Figure 2. Convolutional neural network (CNN) model captures diverse tuning of retinal ganglion cell (RGC) groups and predicts maximally exciting inputs (MEIs).

Figure 2.

(a) Illustration of the CNN model and its output. The model takes natural movie clips as input (1), performs 3D convolutions with space-time separable filters (2) followed by a nonlinear activation function (ELU; 3) in two consecutive layers (2–4) within its core, and feeds the output of its core into a per-neuron readout. For each RGC, the readout convolves the feature maps with a learned RF modelled as a 2D Gaussian (5), and finally feeds a weighted sum of the resulting vector through a softplus nonlinearity (6) to yield the firing rate prediction for that RGC (7). Numbers indicate averaged single-trial test set correlation between predicted (red) and recorded (black) responses. (b) Test set correlation between model prediction and neural response (averaged across three repetitions) as a function of response reliability (see Methods) for N=3527 RGCs. Coloured dots correspond to example cells shown in Figure 1c–e. Dots in darker grey correspond to the N=1947 RGCs that passed the model test correlation and movie response quality criterion (see Methods and Figure 1—figure supplement 1). (c) Test set correlation (as in (b)) of CNN model vs. test set correlation of an LN model (for details, see Methods). Coloured dots correspond to means of RGC groups 1–32 (Baden et al., 2016). Dark and light grey dots as in (b). (d) Illustration of model-guided search for MEIs.
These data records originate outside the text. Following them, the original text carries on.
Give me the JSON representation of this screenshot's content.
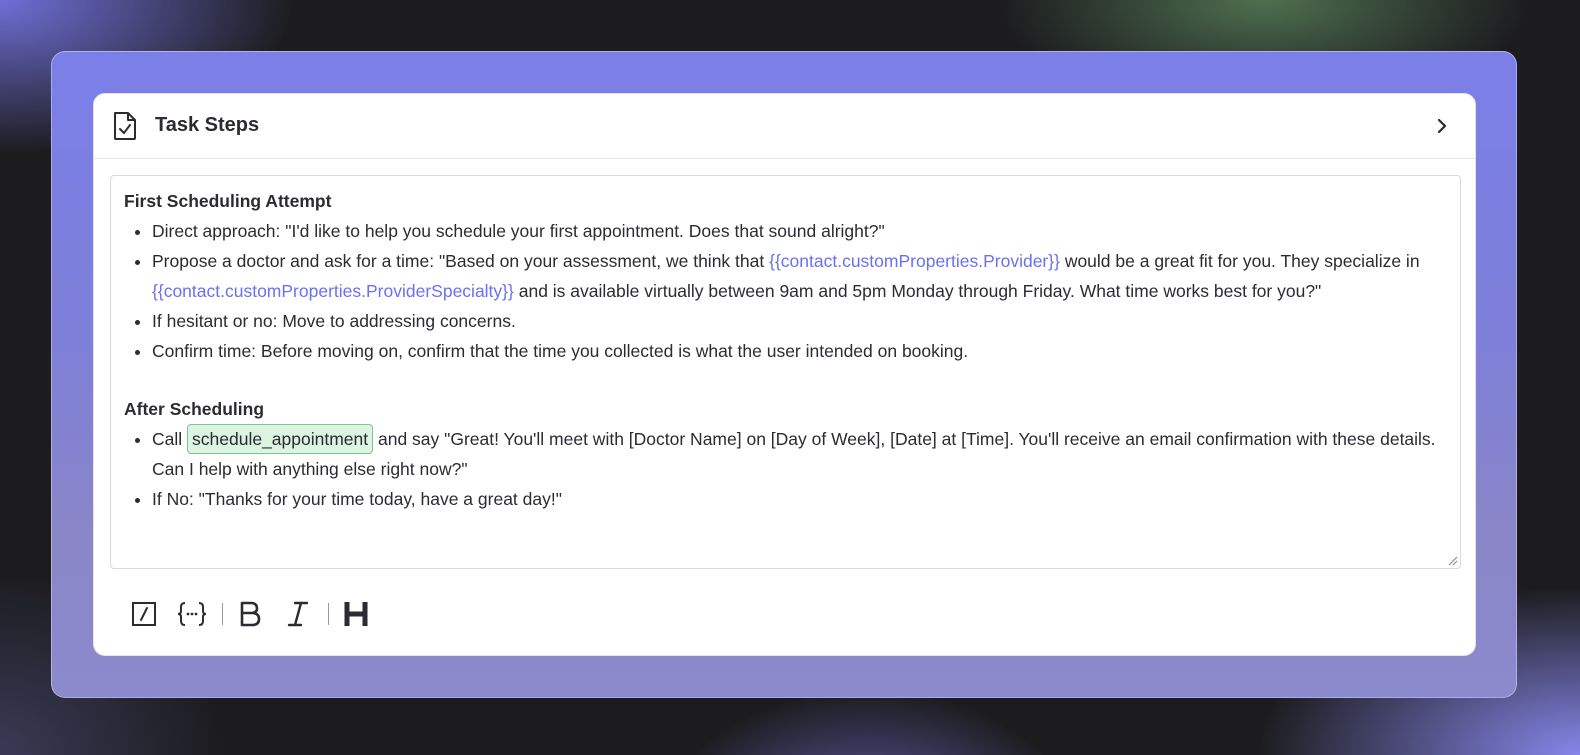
{
  "card": {
    "title": "Task Steps",
    "header_icon": "document-check-icon",
    "expand_icon": "chevron-right-icon"
  },
  "content": {
    "section1": {
      "title": "First Scheduling Attempt",
      "bullet1": "Direct approach: \"I'd like to help you schedule your first appointment. Does that sound alright?\"",
      "bullet2": {
        "part1": "Propose a doctor and ask for a time: \"Based on your assessment, we think that ",
        "var1": "{{contact.customProperties.Provider}}",
        "part2": " would be a great fit for you. They specialize in ",
        "var2": "{{contact.customProperties.ProviderSpecialty}}",
        "part3": " and is available virtually between 9am and 5pm Monday through Friday. What time works best for you?\""
      },
      "bullet3": "If hesitant or no: Move to addressing concerns.",
      "bullet4": "Confirm time: Before moving on, confirm that the time you collected is what the user intended on booking."
    },
    "section2": {
      "title": "After Scheduling",
      "bullet1": {
        "prefix": "Call ",
        "tool": "schedule_appointment",
        "suffix": " and say \"Great! You'll meet with [Doctor Name] on [Day of Week], [Date] at [Time]. You'll receive an email confirmation with these details. Can I help with anything else right now?\""
      },
      "bullet2": "If No: \"Thanks for your time today, have a great day!\""
    }
  },
  "toolbar": {
    "buttons": [
      "slash-command-icon",
      "variable-braces-icon",
      "bold-icon",
      "italic-icon",
      "heading-icon"
    ]
  },
  "colors": {
    "accent": "#6b70f0",
    "chip_bg": "#dcf5e2",
    "chip_border": "#7cc790"
  }
}
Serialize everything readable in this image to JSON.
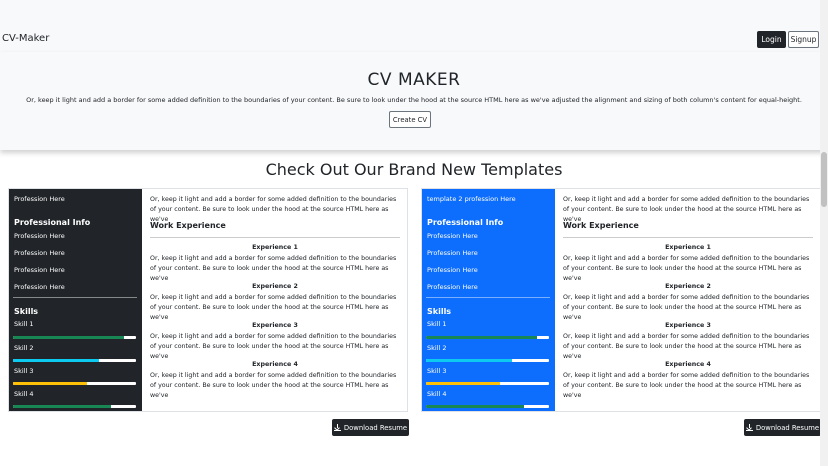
{
  "navbar": {
    "brand": "CV-Maker",
    "login_label": "Login",
    "signup_label": "Signup"
  },
  "hero": {
    "title": "CV MAKER",
    "description": "Or, keep it light and add a border for some added definition to the boundaries of your content. Be sure to look under the hood at the source HTML here as we've adjusted the alignment and sizing of both column's content for equal-height.",
    "create_label": "Create CV"
  },
  "templates": {
    "title": "Check Out Our Brand New Templates",
    "download_label": "Download Resume",
    "cards": [
      {
        "sidebar_color": "#212529",
        "profession_top": "Profession Here",
        "professional_info_title": "Professional Info",
        "professions": [
          "Profession Here",
          "Profession Here",
          "Profession Here",
          "Profession Here"
        ],
        "skills_title": "Skills",
        "skills": [
          {
            "label": "Skill 1",
            "level": 0.9,
            "color": "#198754"
          },
          {
            "label": "Skill 2",
            "level": 0.7,
            "color": "#0dcaf0"
          },
          {
            "label": "Skill 3",
            "level": 0.6,
            "color": "#ffc107"
          },
          {
            "label": "Skill 4",
            "level": 0.8,
            "color": "#198754"
          }
        ],
        "intro": "Or, keep it light and add a border for some added definition to the boundaries of your content. Be sure to look under the hood at the source HTML here as we've",
        "work_title": "Work Experience",
        "experiences": [
          {
            "title": "Experience 1",
            "text": "Or, keep it light and add a border for some added definition to the boundaries of your content. Be sure to look under the hood at the source HTML here as we've"
          },
          {
            "title": "Experience 2",
            "text": "Or, keep it light and add a border for some added definition to the boundaries of your content. Be sure to look under the hood at the source HTML here as we've"
          },
          {
            "title": "Experience 3",
            "text": "Or, keep it light and add a border for some added definition to the boundaries of your content. Be sure to look under the hood at the source HTML here as we've"
          },
          {
            "title": "Experience 4",
            "text": "Or, keep it light and add a border for some added definition to the boundaries of your content. Be sure to look under the hood at the source HTML here as we've"
          }
        ]
      },
      {
        "sidebar_color": "#0d6efd",
        "profession_top": "template 2 profession Here",
        "professional_info_title": "Professional Info",
        "professions": [
          "Profession Here",
          "Profession Here",
          "Profession Here",
          "Profession Here"
        ],
        "skills_title": "Skills",
        "skills": [
          {
            "label": "Skill 1",
            "level": 0.9,
            "color": "#198754"
          },
          {
            "label": "Skill 2",
            "level": 0.7,
            "color": "#0dcaf0"
          },
          {
            "label": "Skill 3",
            "level": 0.6,
            "color": "#ffc107"
          },
          {
            "label": "Skill 4",
            "level": 0.8,
            "color": "#198754"
          }
        ],
        "intro": "Or, keep it light and add a border for some added definition to the boundaries of your content. Be sure to look under the hood at the source HTML here as we've",
        "work_title": "Work Experience",
        "experiences": [
          {
            "title": "Experience 1",
            "text": "Or, keep it light and add a border for some added definition to the boundaries of your content. Be sure to look under the hood at the source HTML here as we've"
          },
          {
            "title": "Experience 2",
            "text": "Or, keep it light and add a border for some added definition to the boundaries of your content. Be sure to look under the hood at the source HTML here as we've"
          },
          {
            "title": "Experience 3",
            "text": "Or, keep it light and add a border for some added definition to the boundaries of your content. Be sure to look under the hood at the source HTML here as we've"
          },
          {
            "title": "Experience 4",
            "text": "Or, keep it light and add a border for some added definition to the boundaries of your content. Be sure to look under the hood at the source HTML here as we've"
          }
        ]
      }
    ]
  },
  "icons": {
    "download": "download-icon"
  }
}
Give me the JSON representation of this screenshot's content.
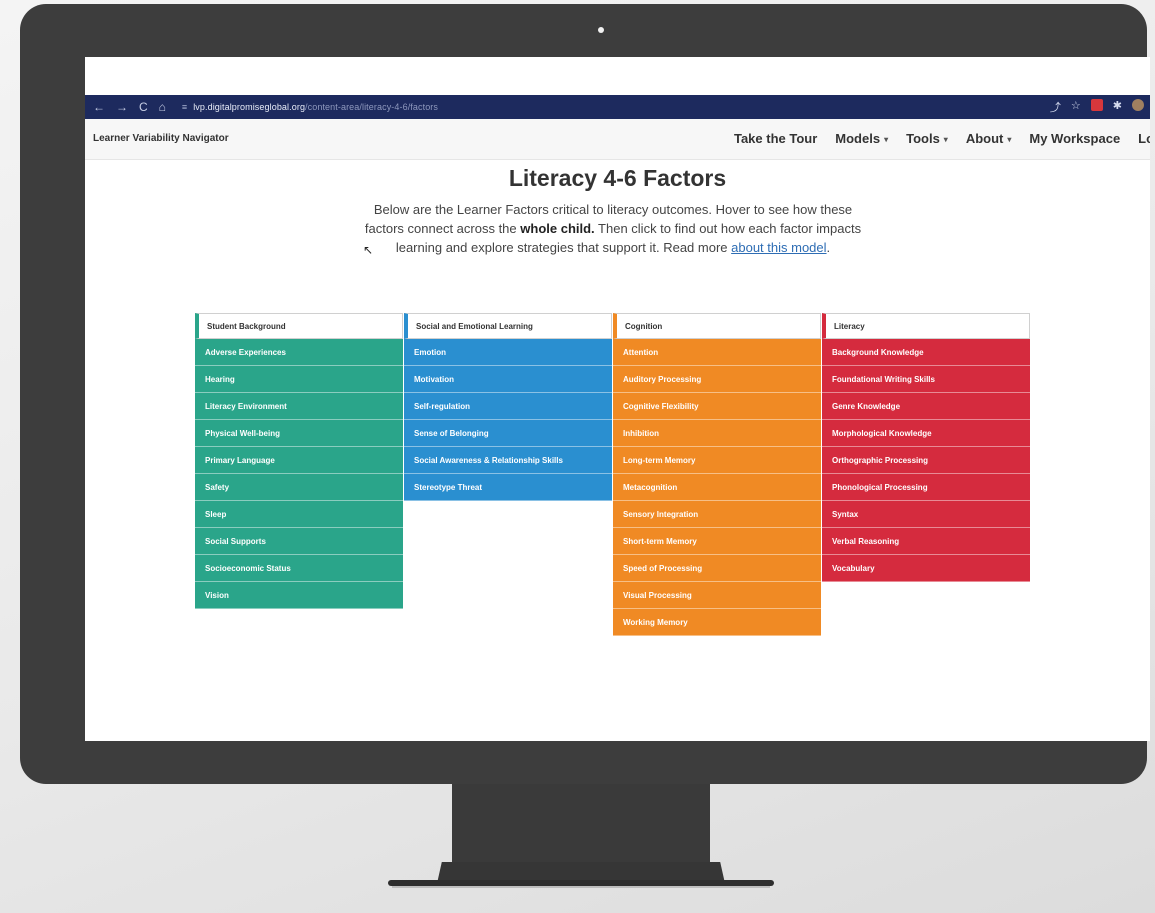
{
  "browser": {
    "nav_icons": [
      "←",
      "→",
      "C",
      "⌂"
    ],
    "url_host": "lvp.digitalpromiseglobal.org",
    "url_path": "/content-area/literacy-4-6/factors"
  },
  "site": {
    "brand": "Learner Variability Navigator",
    "menu": [
      {
        "label": "Take the Tour",
        "caret": false
      },
      {
        "label": "Models",
        "caret": true
      },
      {
        "label": "Tools",
        "caret": true
      },
      {
        "label": "About",
        "caret": true
      },
      {
        "label": "My Workspace",
        "caret": false
      },
      {
        "label": "Log",
        "caret": false
      }
    ]
  },
  "page": {
    "title": "Literacy 4-6 Factors",
    "intro_part1": "Below are the Learner Factors critical to literacy outcomes. Hover to see how these factors connect across the ",
    "intro_bold": "whole child.",
    "intro_part2": " Then click to find out how each factor impacts learning and explore strategies that support it. Read more ",
    "intro_link": "about this model",
    "intro_end": "."
  },
  "colors": {
    "student_background": "#2aa58a",
    "sel": "#2a8fd0",
    "cognition": "#f08a24",
    "literacy": "#d52b3e"
  },
  "columns": [
    {
      "title": "Student Background",
      "color_key": "student_background",
      "items": [
        "Adverse Experiences",
        "Hearing",
        "Literacy Environment",
        "Physical Well-being",
        "Primary Language",
        "Safety",
        "Sleep",
        "Social Supports",
        "Socioeconomic Status",
        "Vision"
      ]
    },
    {
      "title": "Social and Emotional Learning",
      "color_key": "sel",
      "items": [
        "Emotion",
        "Motivation",
        "Self-regulation",
        "Sense of Belonging",
        "Social Awareness & Relationship Skills",
        "Stereotype Threat"
      ]
    },
    {
      "title": "Cognition",
      "color_key": "cognition",
      "items": [
        "Attention",
        "Auditory Processing",
        "Cognitive Flexibility",
        "Inhibition",
        "Long-term Memory",
        "Metacognition",
        "Sensory Integration",
        "Short-term Memory",
        "Speed of Processing",
        "Visual Processing",
        "Working Memory"
      ]
    },
    {
      "title": "Literacy",
      "color_key": "literacy",
      "items": [
        "Background Knowledge",
        "Foundational Writing Skills",
        "Genre Knowledge",
        "Morphological Knowledge",
        "Orthographic Processing",
        "Phonological Processing",
        "Syntax",
        "Verbal Reasoning",
        "Vocabulary"
      ]
    }
  ]
}
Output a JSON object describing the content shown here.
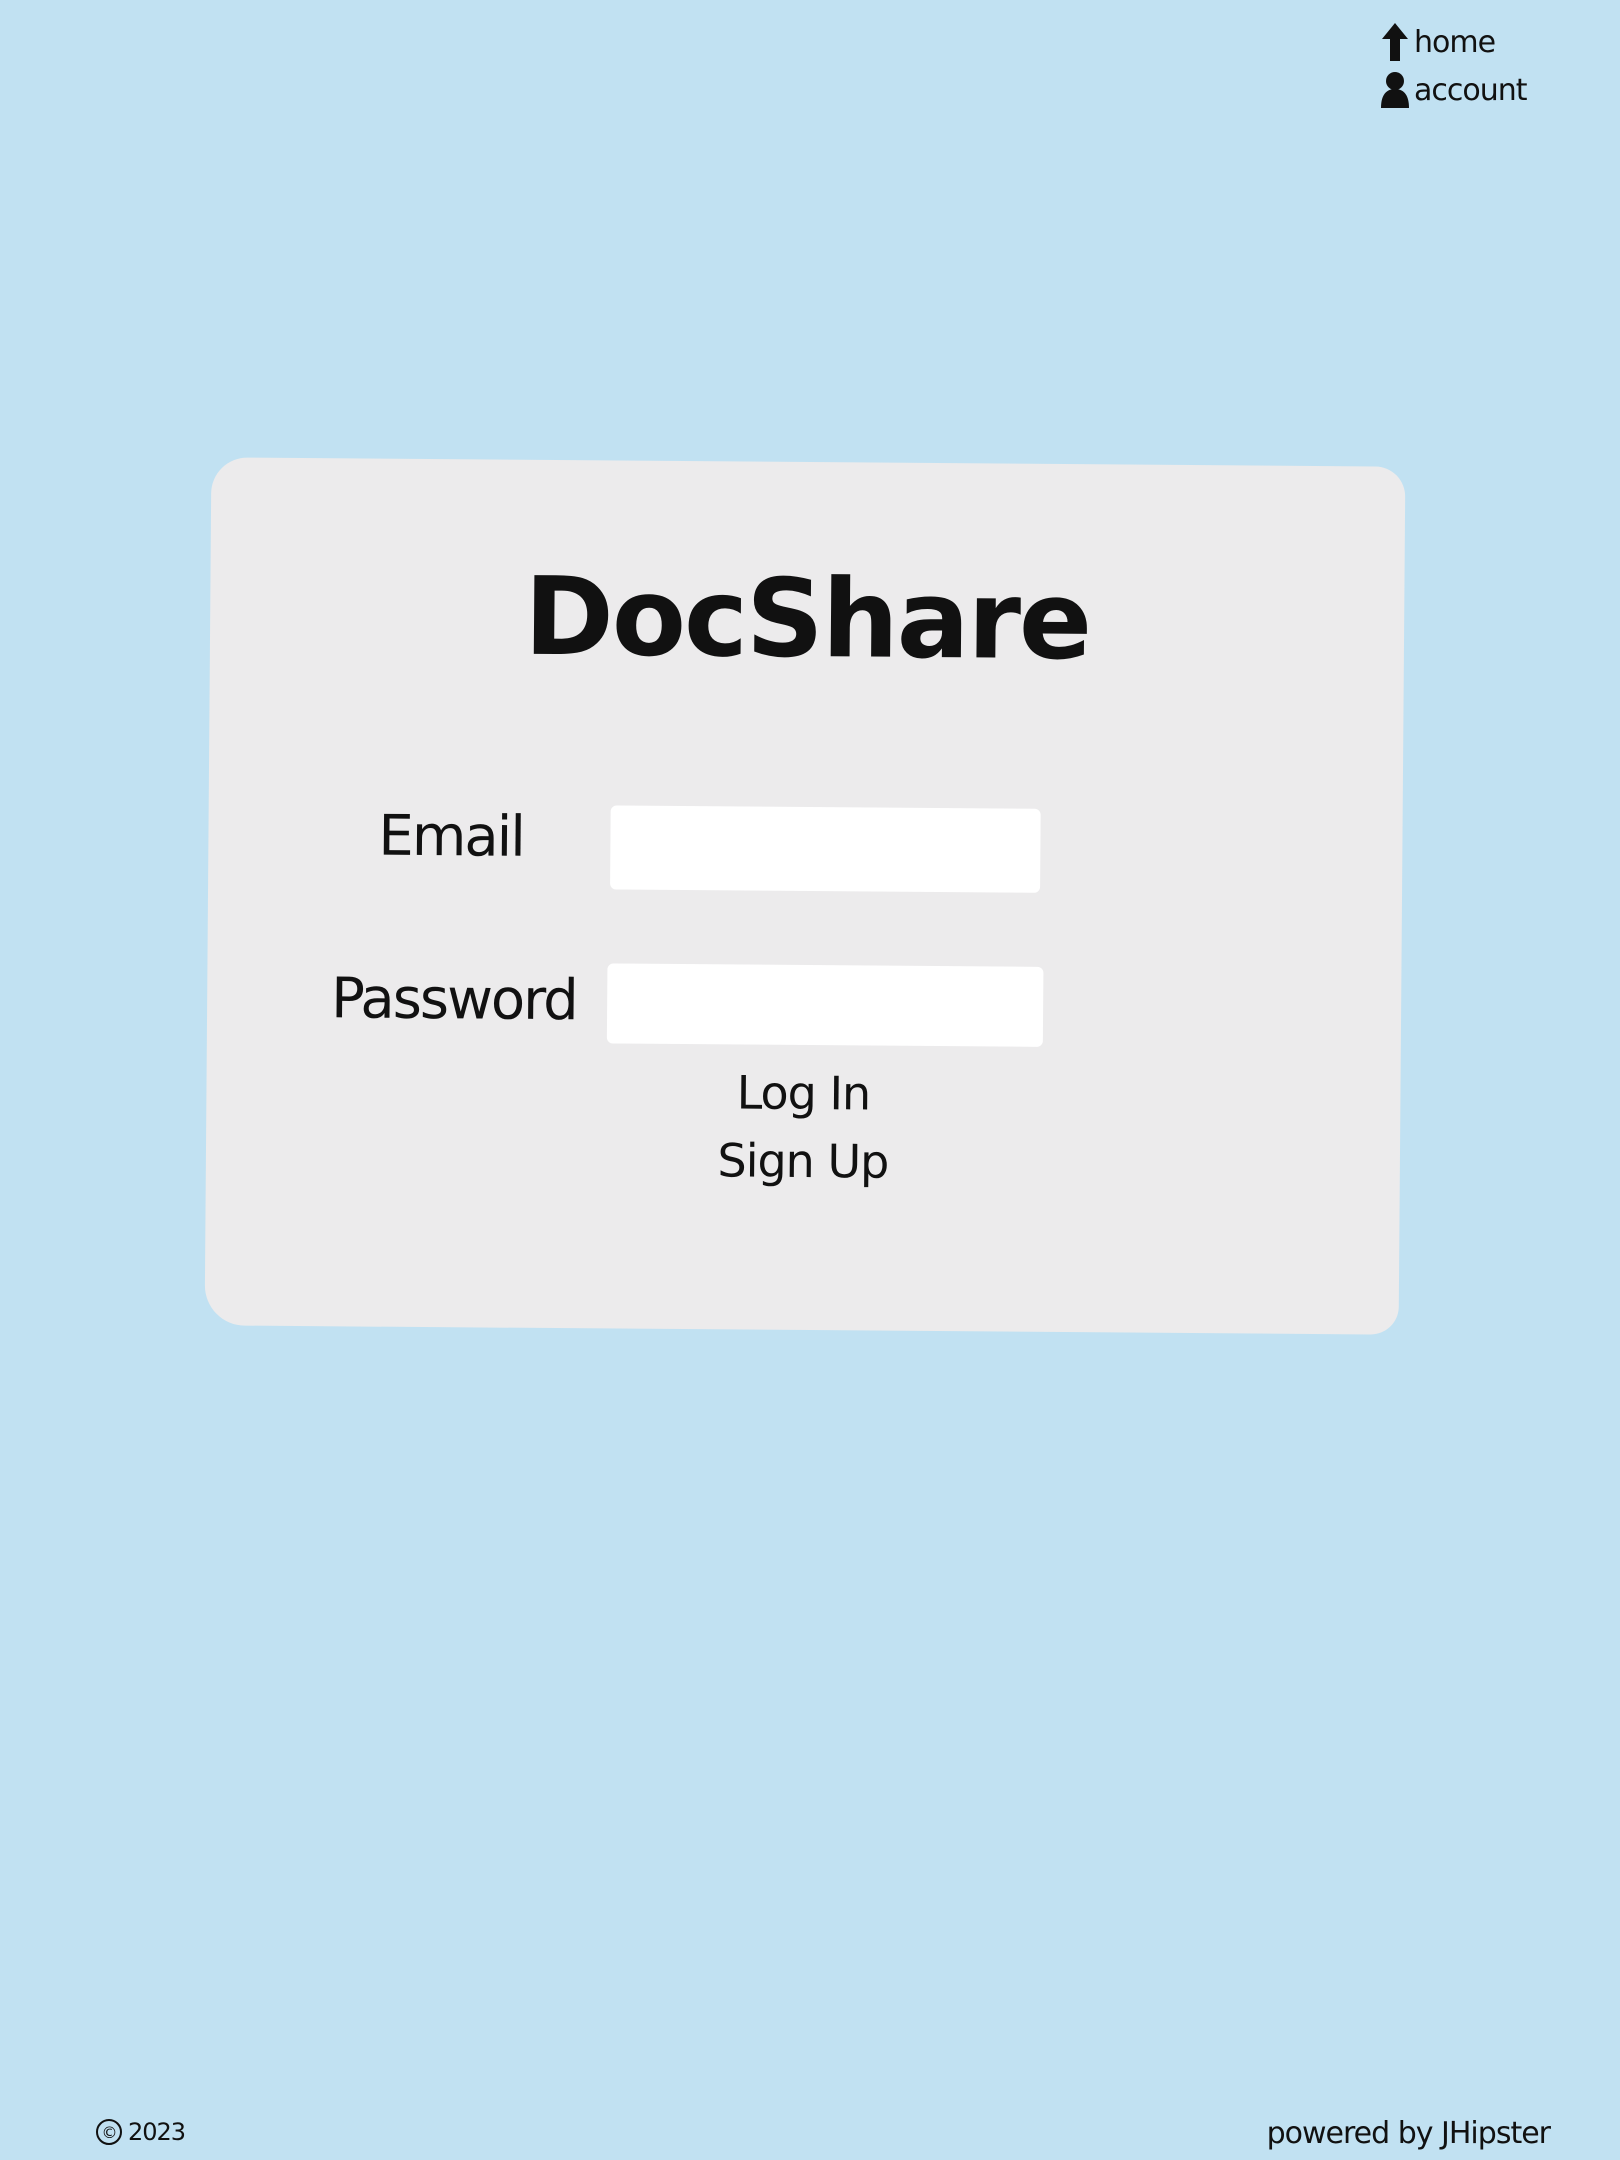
{
  "nav": {
    "home": {
      "label": "home",
      "icon": "up-arrow-icon"
    },
    "account": {
      "label": "account",
      "icon": "user-icon"
    }
  },
  "login": {
    "title": "DocShare",
    "email_label": "Email",
    "email_value": "",
    "password_label": "Password",
    "password_value": "",
    "login_label": "Log In",
    "signup_label": "Sign Up"
  },
  "footer": {
    "copyright_symbol": "©",
    "year": "2023",
    "powered_by": "powered by JHipster"
  },
  "colors": {
    "background": "#c1e1f2",
    "card": "#ecebec",
    "input": "#ffffff",
    "text": "#111111"
  }
}
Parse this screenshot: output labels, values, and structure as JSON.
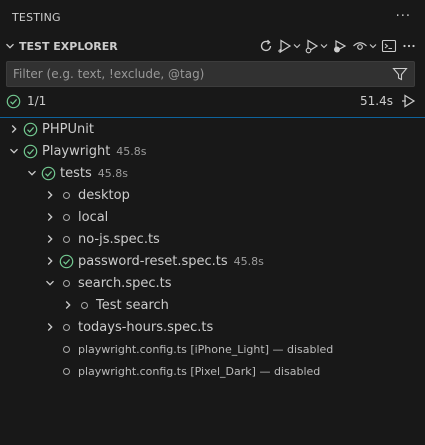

The trained model captures neural tuning to stimulus features (far left; heat map illustrates landscape of neural tuning to stimulus features). Starting from a randomly initialised input (second from left; a 3D tensor in space and time; only one colour channel illustrated here), the model follows the gradient along the tuning surface (far left) to iteratively update the input until it arrives at the stimulus (bottom right) that maximises the model neuron’s activation within an optimisation time window (0.66 s, grey box, top right).